Similar to Equitable’s recently announced strongest-ever Q3 results, First National Financial LP originated a record volume of $7.6 billion in mortgages over the three months ending September 30, representing a massive 36% annual upswing.

First National also saw its renewals swell by 14% year over year to reach $2.4 billion. These trends pushed the lender’s net income up 19.6% annually to $72.5 million.

“All our regional offices achieved double-digit year-over-year production growth,” said Stephen Smith, chairman and CEO of First National. “Unlike in Q2, we saw growth both in insured and conventional mortgage production. As you may recall, we saw some investors in conventional mortgages pause their activities early this year to assess risk, which caused us to focus more heavily on CMHC-insured programs. Now some of these investors are returning.”

Meanwhile, deferrals have shrunk to just 0.7% of First National’s portfolio. The lender said that it is looking to maintain this momentum for at least three more months.

“With COVID-19 uncertainties still prevalent, it is difficult to look too far ahead. However, management is very positive about the fourth quarter and the start of 2021,” First National said, adding that it is projecting “substantially higher seasonal residential origination” in Q4.

Higher home sales volumes and prices in all major markets also propelled Home Capital Group Inc. to a landmark Q3, with net income swelling by 67.2% annually to $58.5 million and total originations growing by 26.5% year over year to $1.96 billion.

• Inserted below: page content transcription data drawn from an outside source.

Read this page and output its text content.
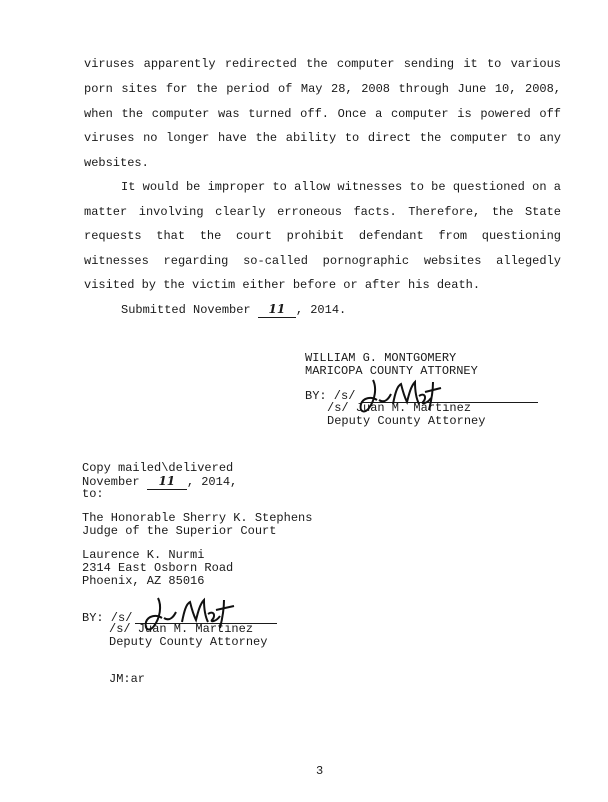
viruses apparently redirected the computer sending it to various
porn sites for the period of May 28, 2008 through June 10, 2008,
when the computer was turned off. Once a computer is powered off
viruses no longer have the ability to direct the computer to any
websites.
It would be improper to allow witnesses to be questioned on a
matter involving clearly erroneous facts. Therefore, the State
requests that the court prohibit defendant from questioning
witnesses regarding so-called pornographic websites allegedly
visited by the victim either before or after his death.
Submitted November 11 , 2014.
WILLIAM G. MONTGOMERY
MARICOPA COUNTY ATTORNEY
BY: /s/
/s/ Juan M. Martinez
Deputy County Attorney
Copy mailed\delivered
November 11 , 2014,
to:
The Honorable Sherry K. Stephens
Judge of the Superior Court
Laurence K. Nurmi
2314 East Osborn Road
Phoenix, AZ 85016
BY: /s/
/s/ Juan M. Martinez
Deputy County Attorney
JM:ar
3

“Our performance this quarter is directly linked to the continuing resilience of the housing market,” said Yousry Bissada, CEO of Home Capital.

Deferrals accounted for less than 1% of outstanding loans at Home Capital as of October 31. The lender said that 99% of loans exiting deferrals “have either been discharged or returned to regular payments.”

“When someone buys a home, they generally do whatever they can to keep it. Our experience with deferrals during this year makes that clear,” Bissada said.

Sagen MI Canada also reported a robust Q3 performance, with net income growing by 12% annually to $124 million.

Mortgage payment deferrals fell to 5.9% of outstanding mortgages at Sagen as of September 30, significantly lower than the 13.7% reading in Q2.

“While the economic environment continues to evolve in line with our expectations, there remains a high degree of uncertainty as the country enters a second wave of the COVID-19 pandemic,” said Stuart Levings, CEO at Sagen. “That said, the pace of economic recovery, strength of the housing market and downward trend in mortgage payment deferrals should help us manage through this period, even as the mortgage payment deferral and government wage subsidy programs wind down over the coming months.”